Their extraterrestrial origin is considered proven because the rocks
contain gases matching the atmosphere of Mars as sampled by the Viking
landers in the 1970s. But the meteorites' source locations on Mars have
remained stubbornly unknown.

"We've done incredibly exhaustive studies of these meteorites," says
Jeff Moersch, a team member also at the University of Tennessee. Adds
Tornabene, "We've inferred an entire geological history of Mars from
these meteorites, yet we don't know where they're from."

"Most martian meteorite ages are young," says Tornabene. "So most of
them should come from Amazonian-age terrains - and most of our ray
craters occur in Amazonian-age terrains."

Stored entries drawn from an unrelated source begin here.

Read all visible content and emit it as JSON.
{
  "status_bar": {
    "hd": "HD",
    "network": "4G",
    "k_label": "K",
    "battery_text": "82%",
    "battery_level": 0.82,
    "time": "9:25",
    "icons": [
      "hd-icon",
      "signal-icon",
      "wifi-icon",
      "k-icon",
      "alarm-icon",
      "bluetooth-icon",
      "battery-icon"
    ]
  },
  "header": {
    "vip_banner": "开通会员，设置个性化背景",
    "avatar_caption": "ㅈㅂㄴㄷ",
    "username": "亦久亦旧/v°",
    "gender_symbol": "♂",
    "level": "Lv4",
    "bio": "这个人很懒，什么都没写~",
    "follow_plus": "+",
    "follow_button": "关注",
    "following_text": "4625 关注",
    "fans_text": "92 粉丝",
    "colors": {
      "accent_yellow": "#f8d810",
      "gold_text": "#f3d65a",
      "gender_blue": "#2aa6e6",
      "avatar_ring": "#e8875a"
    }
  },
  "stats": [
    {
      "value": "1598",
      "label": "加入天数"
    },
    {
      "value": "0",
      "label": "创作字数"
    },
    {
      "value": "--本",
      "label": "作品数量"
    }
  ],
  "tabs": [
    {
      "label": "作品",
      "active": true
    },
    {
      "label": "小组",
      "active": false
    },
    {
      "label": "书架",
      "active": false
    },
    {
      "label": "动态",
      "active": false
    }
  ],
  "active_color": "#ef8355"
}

Getting rocks launched from Mars without being destroyed in the process
may be a unique feature of ray craters, says Tornabene. The key is a
process called spallation.

"In spallation," Tornabene explains, "material on top of the surface
close to the impact is ejected at high speed without being greatly
shocked. Spallation can throw debris to great distances - or potentially
off Mars." Escape velocity from Mars is 3 miles (5 km) per second.

Impacts that hit the ground at an angle of 30 degrees to 45 degrees are
most effective in generating spallation and ejecting lots of ray
material. The craters from these moderately oblique impacts typically
have asymmetric shapes and ray patterns, just as the researchers find.

Says Tornabene, "If we could send a rover to one of these sites, we
could confirm the idea - or disprove it.